Visualizer: Sergey Tomenko
This lavish home consolidates neoclassical and present day plan. The streamlined stylish is reminiscent of Louis XVI – note the fluted legs on the sideboard and side tables. Neoclassical stylistic theme took prompts from Etruscan impacts, which itself is gotten from Greek construction modelin
These couches and seats offer a lavish tackle the Chesterfield, made entirely interesting with larger than average precious stone tufting and elaborate Chippendale legs. They’re consummately planned with whatever remains of the space regardless of the possibility that furniture like this didn’t exist until numerous years after the last Louis surrendered the throne. Albeit, interestingly, Thomas Chippendale and Philip Stanhope (the Earl credited for appointing the first Chesterfield) were both peers of Louis XVI.
Greenery, gilt, and heavy fabrics create a warm look despite the home’s vast proportions. The colors are truly lovely – not as flashy as the gold typically applied in Louis-era designs, but still sophisticated enough for a palatial theme.
A small outer-parlor makes good use of extra space in the hallway and features a decidedly more subdued style. Simple lines and textures are well suited to this area’s purpose. Mirrored cabinetry reflects the light and makes the hallway look even more weightless and spacious.
Such a decorative chandelier won’t work in every hallway, so take note of this brilliant application – it works wonderfully here.
Louis XVI championed neoclassical design as a less-extravagant alternative to the excesses of rococo, but this lavish staircase provides a necessary counterbalance to the straight lines that define the rest of the interior. Despite its association with baroque design, the acanthus scrollwork is another feature derived from Greek architecture – so it’s still true to the neoclassical theme overall.
Visualizer: Maximilliion Design
Different from the baroque and rococo inspiration of the previous homes, this unique space seems to rely more on Provincial and Empire influences. It’s an eclectic and romantic aesthetic – appropriately titled “Coffee with Milk”.
Only the faintest hint of baroque influence touches the kitchen. It’s elegant, low-key, and demonstrates how versatile French provincial design can be. The damask dining chairs are especially admirable.
Compared to the baroque influences present in the Louis-era, this boiserie is more understated and the bas-relief crown moldings take center stage instead.
Note how crown molding replaces the traditional function of window cornices by hiding the curtain hardware. It’s a surprisingly minimalistic touch for such a classically inspired interior. It makes the curtains look so neat and tidy!
Visualizer: Azer Dizayn
Louis XV would have approved of this design, without a doubt. It has an undeniable rococo vibe and embraces the strong scrollwork and ornamentation of the era. Madame Pompadour – Louis XV’s famous mistress – actually had shades of blue and pink named after her, so the soft palette used here is incredibly on-trend.
Not to be overshadowed by the intricate and artful ceiling, weighty furniture draws immediate attention. The chairs (bergère) and sofas (canapé) feature a camelback design that perfectly echoes the arched windows and gilded wall panels.

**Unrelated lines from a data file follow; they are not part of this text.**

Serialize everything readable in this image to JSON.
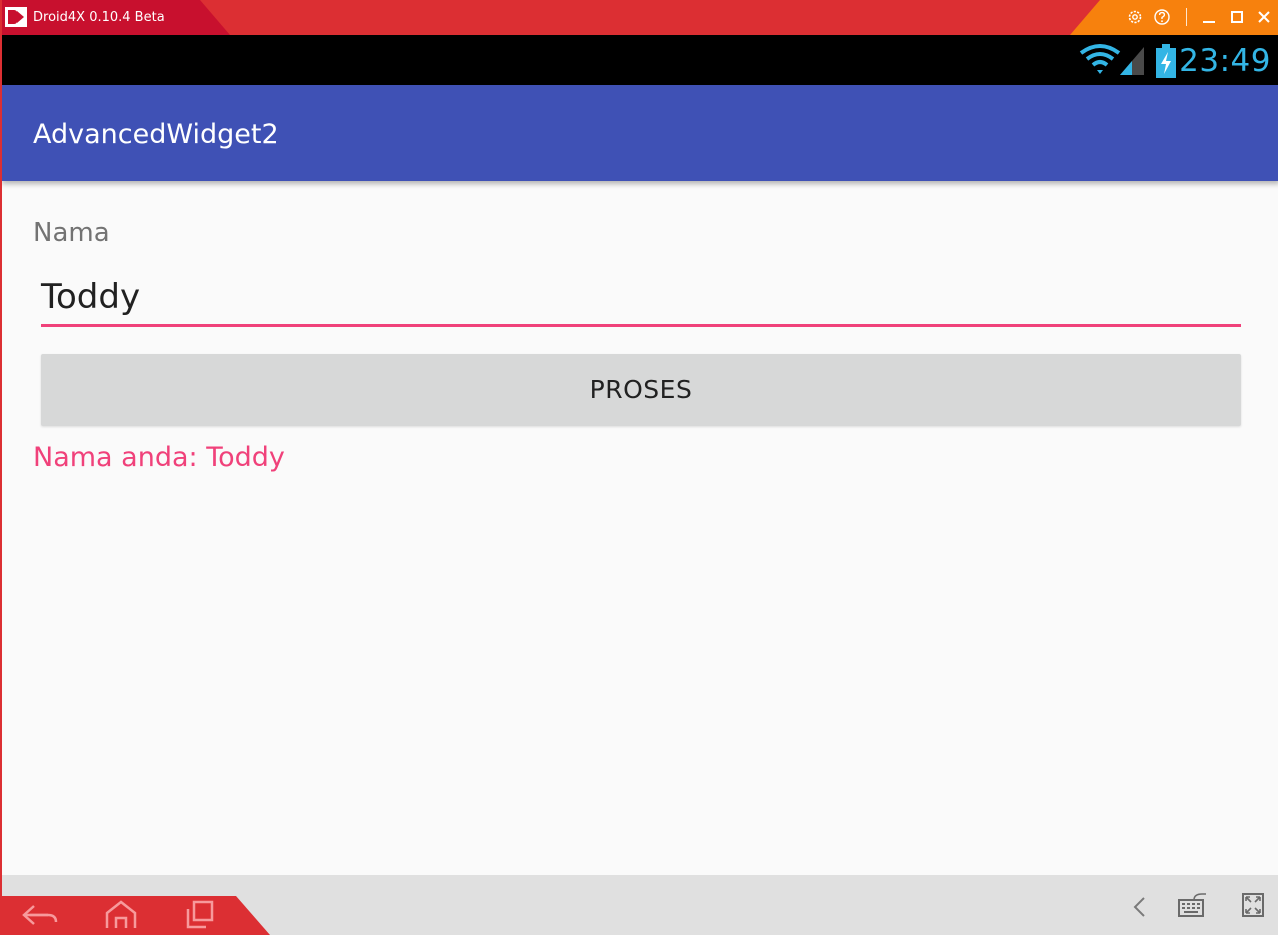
{
  "titlebar": {
    "app_title": "Droid4X 0.10.4 Beta",
    "icons": [
      "droid4x-logo-icon",
      "gear-icon",
      "help-icon",
      "minimize-icon",
      "maximize-icon",
      "close-icon"
    ]
  },
  "statusbar": {
    "time": "23:49",
    "icons": [
      "wifi-icon",
      "cell-signal-icon",
      "battery-charging-icon"
    ],
    "accent_color": "#33b5e5"
  },
  "actionbar": {
    "title": "AdvancedWidget2",
    "color": "#3f51b5"
  },
  "form": {
    "label": "Nama",
    "input_value": "Toddy",
    "button_label": "PROSES",
    "result_text": "Nama anda: Toddy",
    "accent_color": "#f0417a"
  },
  "bottombar": {
    "icons": [
      "back-arrow-icon",
      "home-icon",
      "recent-apps-icon",
      "chevron-left-icon",
      "keyboard-icon",
      "fullscreen-icon"
    ]
  }
}
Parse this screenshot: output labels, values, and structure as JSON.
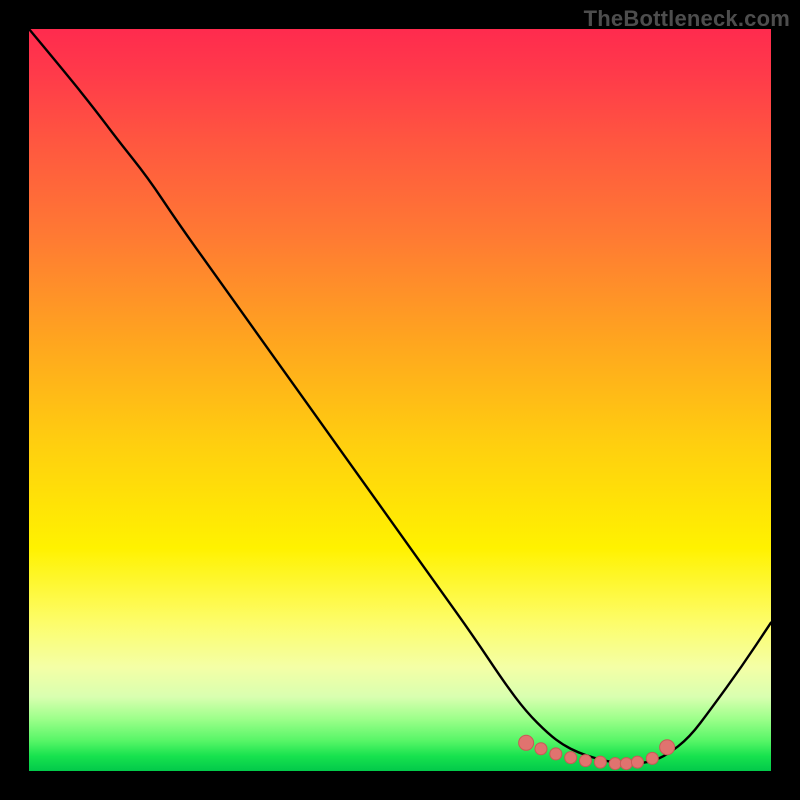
{
  "watermark": "TheBottleneck.com",
  "colors": {
    "background": "#000000",
    "curve_stroke": "#000000",
    "marker_fill": "#e0736f",
    "marker_stroke": "#c85a56"
  },
  "chart_data": {
    "type": "line",
    "title": "",
    "xlabel": "",
    "ylabel": "",
    "xlim": [
      0,
      100
    ],
    "ylim": [
      0,
      100
    ],
    "x": [
      0,
      5,
      9,
      12,
      16,
      20,
      25,
      30,
      35,
      40,
      45,
      50,
      55,
      60,
      64,
      67,
      70,
      72,
      74,
      76,
      78,
      80,
      82,
      84,
      86,
      89,
      92,
      96,
      100
    ],
    "values": [
      100,
      94,
      89,
      85,
      80,
      74,
      67,
      60,
      53,
      46,
      39,
      32,
      25,
      18,
      12,
      8,
      5,
      3.5,
      2.5,
      1.8,
      1.3,
      1.0,
      1.0,
      1.3,
      2.2,
      4.5,
      8.5,
      14,
      20
    ],
    "markers": {
      "x": [
        67,
        69,
        71,
        73,
        75,
        77,
        79,
        80.5,
        82,
        84,
        86
      ],
      "values": [
        3.8,
        3.0,
        2.3,
        1.8,
        1.4,
        1.2,
        1.0,
        1.0,
        1.2,
        1.7,
        3.2
      ]
    }
  }
}
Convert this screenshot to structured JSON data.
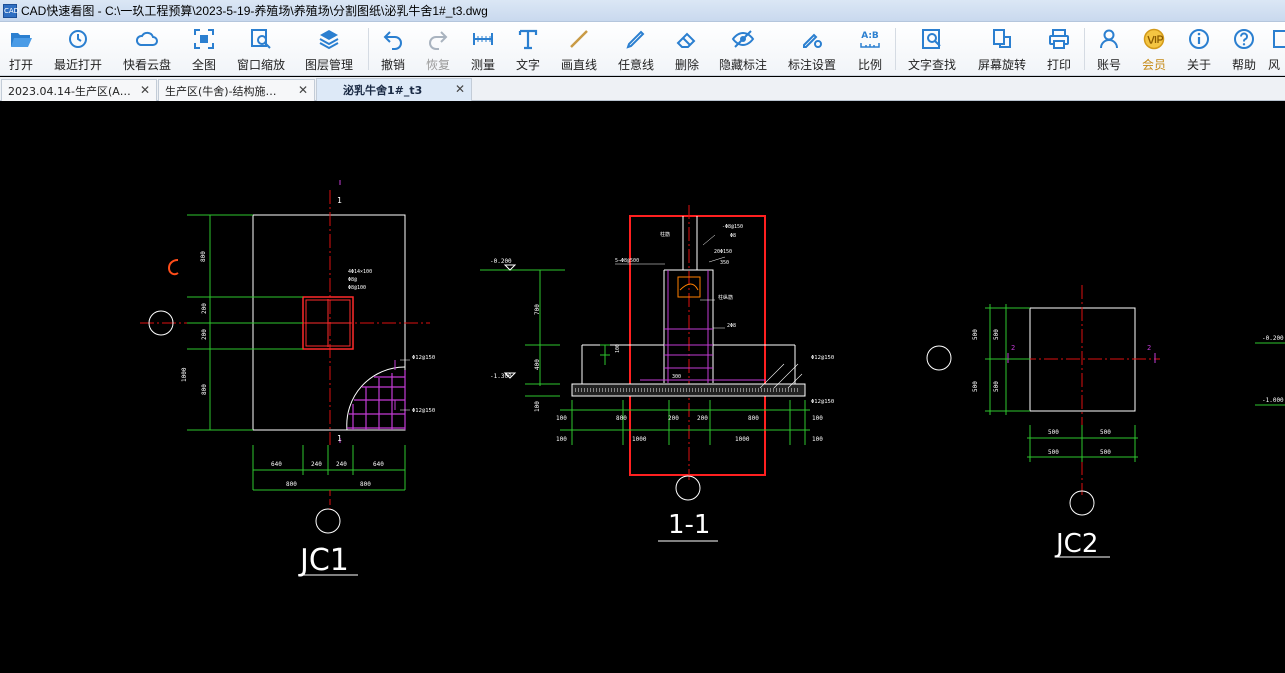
{
  "window": {
    "title": "CAD快速看图 - C:\\一玖工程预算\\2023-5-19-养殖场\\养殖场\\分割图纸\\泌乳牛舍1#_t3.dwg",
    "app_icon_text": "CAD"
  },
  "toolbar": {
    "open": "打开",
    "recent": "最近打开",
    "cloud": "快看云盘",
    "fit": "全图",
    "zoom_window": "窗口缩放",
    "layers": "图层管理",
    "undo": "撤销",
    "redo": "恢复",
    "measure": "测量",
    "text": "文字",
    "line": "画直线",
    "freehand": "任意线",
    "erase": "删除",
    "hide_marks": "隐藏标注",
    "mark_settings": "标注设置",
    "scale": "比例",
    "text_search": "文字查找",
    "rotate": "屏幕旋转",
    "print": "打印",
    "account": "账号",
    "member": "会员",
    "about": "关于",
    "help": "帮助",
    "more": "风",
    "scale_icon_text": "A:B"
  },
  "tabs": [
    {
      "label": "2023.04.14-生产区(A…"
    },
    {
      "label": "生产区(牛舍)-结构施…"
    },
    {
      "label": "泌乳牛舍1#_t3"
    }
  ],
  "drawing": {
    "labels": {
      "jc1": "JC1",
      "section": "1-1",
      "jc2": "JC2"
    },
    "section_marks": {
      "cut1_top": "1",
      "cut1_bottom": "1",
      "cut2_left": "2",
      "cut2_right": "2"
    },
    "jc1_dims": {
      "v_top": "800",
      "v_mid1": "200",
      "v_mid2": "200",
      "v_bottom": "800",
      "v_total": "1000",
      "h_a": "640",
      "h_b": "240",
      "h_c": "240",
      "h_d": "640",
      "h_left": "800",
      "h_right": "800"
    },
    "jc1_notes": [
      "4Φ14×100",
      "Φ8@",
      "Φ8@100"
    ],
    "rebar_notes": [
      "Φ12@150",
      "Φ12@150"
    ],
    "section_elevations": {
      "top": "-0.200",
      "bottom": "-1.300"
    },
    "section_dims": {
      "v_700": "700",
      "v_400": "400",
      "v_100": "100",
      "v_100b": "100",
      "b_100a": "100",
      "b_800a": "800",
      "b_200a": "200",
      "b_200b": "200",
      "b_800b": "800",
      "b_100b": "100",
      "c_100a": "100",
      "c_1000a": "1000",
      "c_1000b": "1000",
      "c_100b": "100",
      "h_300": "300"
    },
    "section_notes": {
      "col_label": "柱筋",
      "ties": "-Φ8@150",
      "note1": "Φ8",
      "stirrups": "20Φ150",
      "val350": "350",
      "bars": "5→Φ8@500",
      "col_ties": "柱纵筋",
      "sq": "2Φ8",
      "rebar_right1": "Φ12@150",
      "rebar_right2": "Φ12@150"
    },
    "jc2_dims": {
      "v1": "500",
      "v2": "500",
      "v3": "500",
      "v4": "500",
      "h1": "500",
      "h2": "500",
      "h3": "500",
      "h4": "500"
    },
    "right_edge": {
      "top": "-0.200",
      "bottom": "-1.000"
    }
  }
}
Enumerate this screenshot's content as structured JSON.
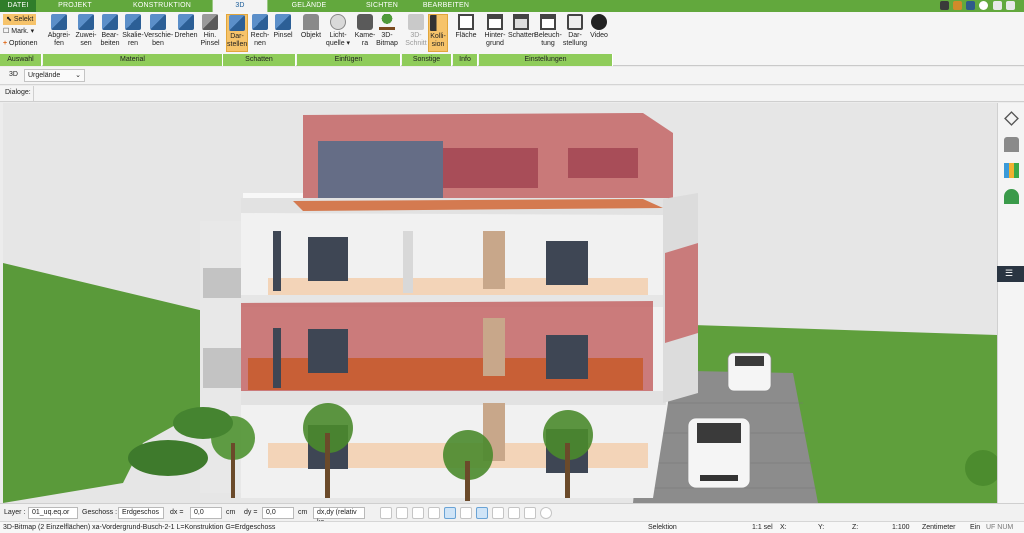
{
  "tabs": [
    "DATEI",
    "PROJEKT",
    "KONSTRUKTION",
    "3D",
    "GELÄNDE",
    "SICHTEN",
    "BEARBEITEN"
  ],
  "active_tab": "3D",
  "ribbon": {
    "auswahl": {
      "selekt": "Selekt",
      "mark": "Mark.",
      "optionen": "Optionen",
      "group": "Auswahl"
    },
    "material": {
      "buttons": [
        [
          "Abgrei-",
          "fen"
        ],
        [
          "Zuwei-",
          "sen"
        ],
        [
          "Bear-",
          "beiten"
        ],
        [
          "Skalie-",
          "ren"
        ],
        [
          "Verschie-",
          "ben"
        ],
        [
          "Drehen",
          ""
        ],
        [
          "Hin.",
          "Pinsel"
        ]
      ],
      "group": "Material"
    },
    "schatten": {
      "buttons": [
        [
          "Dar-",
          "stellen"
        ],
        [
          "Rech-",
          "nen"
        ],
        [
          "Pinsel",
          ""
        ]
      ],
      "group": "Schatten"
    },
    "einfuegen": {
      "buttons": [
        [
          "Objekt",
          ""
        ],
        [
          "Licht-",
          "quelle ▾"
        ],
        [
          "Kame-",
          "ra"
        ],
        [
          "3D-",
          "Bitmap"
        ]
      ],
      "group": "Einfügen"
    },
    "sonstige": {
      "buttons": [
        [
          "3D-",
          "Schnitt"
        ],
        [
          "Kolli-",
          "sion"
        ]
      ],
      "group": "Sonstige"
    },
    "info": {
      "buttons": [
        [
          "Fläche",
          ""
        ]
      ],
      "group": "Info"
    },
    "einstellungen": {
      "buttons": [
        [
          "Hinter-",
          "grund"
        ],
        [
          "Schatten",
          ""
        ],
        [
          "Beleuch-",
          "tung"
        ],
        [
          "Dar-",
          "stellung"
        ],
        [
          "Video",
          ""
        ]
      ],
      "group": "Einstellungen"
    }
  },
  "view_row": {
    "mode": "3D",
    "select_value": "Urgelände"
  },
  "dialog_row": {
    "label": "Dialoge:"
  },
  "bottom": {
    "layer_label": "Layer :",
    "layer_value": "01_uq.eq.or",
    "geschoss_label": "Geschoss :",
    "geschoss_value": "Erdgeschos",
    "dx_label": "dx =",
    "dx_value": "0,0",
    "dx_unit": "cm",
    "dy_label": "dy =",
    "dy_value": "0,0",
    "dy_unit": "cm",
    "mode_value": "dx,dy (relativ ka"
  },
  "status": {
    "text": "3D-Bitmap (2 Einzelflächen) xa-Vordergrund-Busch-2-1 L=Konstruktion G=Erdgeschoss",
    "selection": "Selektion",
    "scale_sel": "1:1 sel",
    "x": "X:",
    "y": "Y:",
    "z": "Z:",
    "scale": "1:100",
    "unit": "Zentimeter",
    "ein": "Ein",
    "flags": "UF  NUM  RF"
  },
  "colors": {
    "tab_green": "#62a83d",
    "group_green": "#8fcc5a",
    "highlight": "#f6c36a",
    "facade_red": "#c56a6a",
    "sky": "#e6e6e6",
    "grass": "#5a9a3a"
  }
}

Absolutely gorgeous! This private room shares many similarities with the style found throughout the petit appartement du roi at Versailles, famous for demonstrating the clearest examples of Louis XV’s design influences. This visualization is just as opulent as the iconic Versailles rooms, yet displays its own unique character with the addition of a breathtaking inlaid floor.
Time for some chair terminology! The lovely seat featured here is a fauteuil, or an open-arm chair, in contrast to the fully enclosed bergère. The curved leg style is referred to as a cabriole or, outside of French design, as a Queen Anne leg. The good news is that knowing the language isn’t necessary to find what you’re looking for (especially since so many classic French designs are timeless and constantly reinvented) but it does help!